Sadly, this also infects every Chrome-based browser (Vivaldi, etc.), which is probably why the Steam in-built browser is actually WebKit.
I have a nagging suspicion that web browsers are spawns of dark magic. In that case, it would be folly to throw any further amounts at them, it only makes them stronger.
Well-aimed lightning bolts have somewhat better chances. If your Mac is reduced to a smoldering ruin, then evil ghosts will have to leave. Probably.
I have often penned letters to the BBC requesting that their dramas be more realistic, showing full frontal nudity and graphic sex scenes uncensored in their entirety, but hey ho, they just don't listen.
However, when I write to the developers of internet browsers, asking them to accommodate, cross site-scripting, injected code, and lots of other useful tools for the wannabe merchants of malevolence, they drop everything and gleefully get on with turning, arguably the greatest invention of modern times, into the seven headed, nine i'd, beast of regressive morality.
I can't see or hear what I'm looking for, for the cacophony of whistles and bells that are thrust at me.
Grr, a hideous pox on all their houses.
...Err, is that goat and dagger still handy?
Working for me too. Each browser has its pros and cons; there's no one size fits all. I use three browsers: Tor, Firefox (with lots of privacy add ons), and Safari. Which one I use depends on what I'm doing. I consider it leveraging the strengths of each browser rather than pushing it to do something its not good at.
Still remember that, and Mosaic (which still supported gopher)
There were of course so few websites in the days of Mosaic that you could conceivably test your browser on all of them
Now I tend to use Firefox under Linux and Windows, and Chrome on Android. Works for me.
... push my fist through plate glass and drag my wrists along its edges, - 20 some sutures later...
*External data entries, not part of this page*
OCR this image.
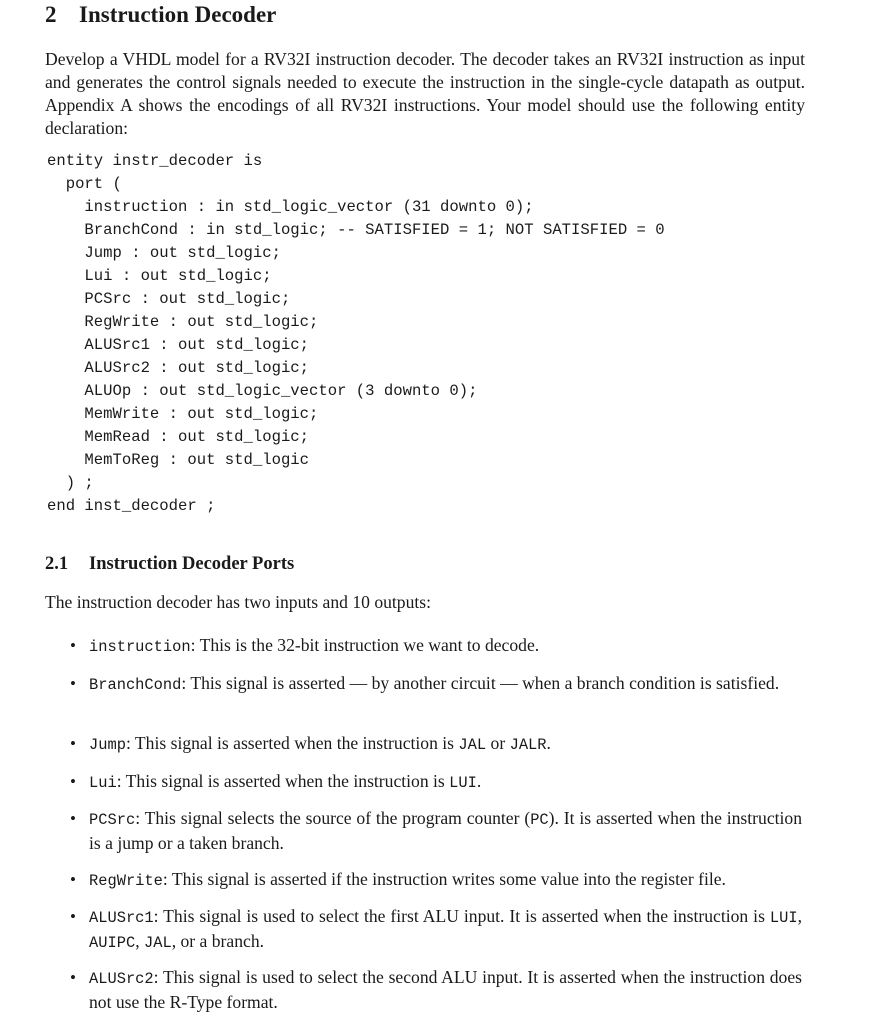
2 Instruction Decoder

Develop a VHDL model for a RV32I instruction decoder. The decoder takes an RV32I instruction as input and generates the control signals needed to execute the instruction in the single-cycle datapath as output. Appendix A shows the encodings of all RV32I instructions. Your model should use the following entity declaration:

entity instr_decoder is
port (
instruction : in std_logic_vector (31 downto 0);
BranchCond : in std_logic; -- SATISFIED = 1; NOT SATISFIED = 0
Jump : out std_logic;
Lui : out std_logic;
PCSrc : out std_logic;
RegWrite : out std_logic;
ALUSrc1 : out std_logic;
ALUSrc2 : out std_logic;
ALUOp : out std_logic_vector (3 downto 0);
MemWrite : out std_logic;
MemRead : out std_logic;
MemToReg : out std_logic
) ;
end inst_decoder ;
2.1 Instruction Decoder Ports

The instruction decoder has two inputs and 10 outputs:

• instruction: This is the 32-bit instruction we want to decode.
• BranchCond: This signal is asserted — by another circuit — when a branch condition is satisfied.
• Jump: This signal is asserted when the instruction is JAL or JALR.
• Lui: This signal is asserted when the instruction is LUI.
• PCSrc: This signal selects the source of the program counter (PC). It is asserted when the instruction is a jump or a taken branch.
• RegWrite: This signal is asserted if the instruction writes some value into the register file.
• ALUSrc1: This signal is used to select the first ALU input. It is asserted when the instruction is LUI, AUIPC, JAL, or a branch.
• ALUSrc2: This signal is used to select the second ALU input. It is asserted when the instruction does not use the R-Type format.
I actually had this Safari problem too... I wasn't looking for any hills in Wales, but the phone number of a good therapist... Then I unchecked everything under Search in Safari Preferences.
@Dan 55
Excellent advice, run away... Got some tips? I am open to suggestions. Camino was my choice back in the day. Now I have many accounts to manage, and would like Chrome's nose out of my bidnus.... Don't mention FF, and I have tried Vivaldi, bookmark import helli... have I covered your suggestion?
Got sane tips?
Please share!
> You'd have to sacrifice the whole population of London in order to upgrade iTunes into a simply dreadful programme. Anything less and you just make it stronger.
.
The only reason I ever installed whyTunes (and in a MSWin VM at that, since it just refuses to work under Wine) was to use a $50 gift card I got. And you know what? Over a year later, I still have $12 credit on it (the jPop selection on whyTunes stinks).